Sufficient statistic: $\bar{Y} = \frac{1}{n}\sum Y_i$

Distribution of $\bar{Y}$: $\bar{Y} \mid \mu \sim N(\mu, \sigma^2/n)$

Likelihood based on $\bar{Y}$: \[L(\mu \mid \bar{y}) \propto \exp\left[-\frac{n(\bar{y} - \mu)^2}{2\sigma^2}\right]\]

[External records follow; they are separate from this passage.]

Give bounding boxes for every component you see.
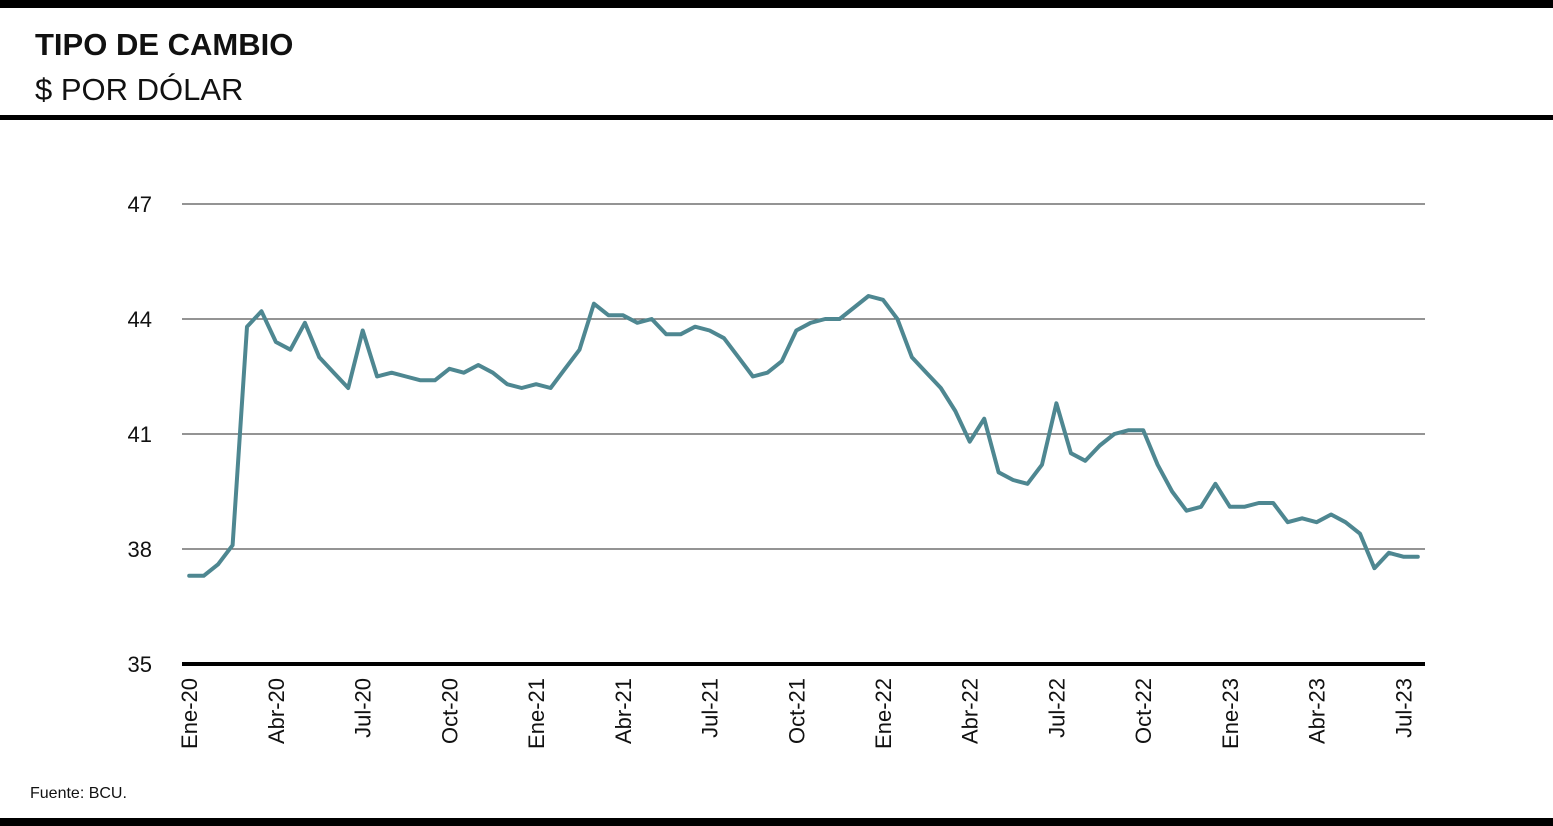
x-tick-label: Jul-23 [1391, 678, 1416, 738]
header-rule [0, 115, 1553, 120]
x-tick-label: Abr-20 [264, 678, 289, 744]
x-tick-label: Oct-21 [784, 678, 809, 744]
x-tick-label: Jul-22 [1044, 678, 1069, 738]
y-tick-label: 47 [128, 192, 152, 217]
x-tick-label: Oct-20 [437, 678, 462, 744]
x-tick-label: Abr-23 [1305, 678, 1330, 744]
x-tick-label: Abr-21 [611, 678, 636, 744]
x-tick-label: Ene-20 [177, 678, 202, 749]
x-tick-label: Jul-21 [698, 678, 723, 738]
y-tick-label: 44 [128, 307, 152, 332]
chart-title: TIPO DE CAMBIO [35, 27, 293, 62]
x-tick-label: Jul-20 [351, 678, 376, 738]
x-tick-label: Oct-22 [1131, 678, 1156, 744]
y-tick-label: 38 [128, 537, 152, 562]
x-tick-label: Ene-22 [871, 678, 896, 749]
x-tick-label: Abr-22 [958, 678, 983, 744]
top-bar [0, 0, 1553, 8]
x-tick-label: Ene-23 [1218, 678, 1243, 749]
y-tick-label: 41 [128, 422, 152, 447]
bottom-bar [0, 818, 1553, 826]
y-tick-label: 35 [128, 652, 152, 677]
source-note: Fuente: BCU. [30, 785, 127, 802]
chart-subtitle: $ POR DÓLAR [35, 72, 243, 107]
data-line [187, 294, 1420, 578]
x-tick-label: Ene-21 [524, 678, 549, 749]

These are proportional as functions of $\mu$, confirming the theorem.

Important Caveat

Using the pdf of a statistic as the likelihood is valid if and only if** that statistic is sufficient.**

Statistic	Sufficient?	Can use its pdf as likelihood?
$\bar{Y}$ for $N(\mu, \sigma^2)$ with $\sigma^2$ known	✅ Yes	✅ Yes
$\max Y_i$ for Uniform$(0, \theta)$	✅ Yes	✅ Yes
Sample median for $N(\mu, \sigma^2)$	❌ No (not sufficient)	❌ No
$\bar{Y}$ for Uniform$(0, \theta)$	❌ No	❌ No

Practical Takeaway

Find a sufficient statistic $T$ for $\theta$ (often using the Factorization Theorem)
Derive the sampling distribution of $T$ (pdf/pmf $f_T(t \mid \theta)$)
Use $f_T(t \mid \theta)$ as the likelihood for Bayesian or frequentist inference
The full data can be discarded — no information is lost

This principle is fundamental to both frequentist (MLE, sufficiency) and Bayesian (conjugate priors) inference.

References

Fisher, R. A. (1922). On the mathematical foundations of theoretical statistics.
Neyman, J. (1935). Su un teorema concernente le cosiddette statistiche sufficienti.
Halmos, P. R., & Savage, L. J. (1949). Application of the Radon-Nikodym theorem to the theory of sufficient statistics.
Birnbaum, A. (1962). On the foundations of statistical inference.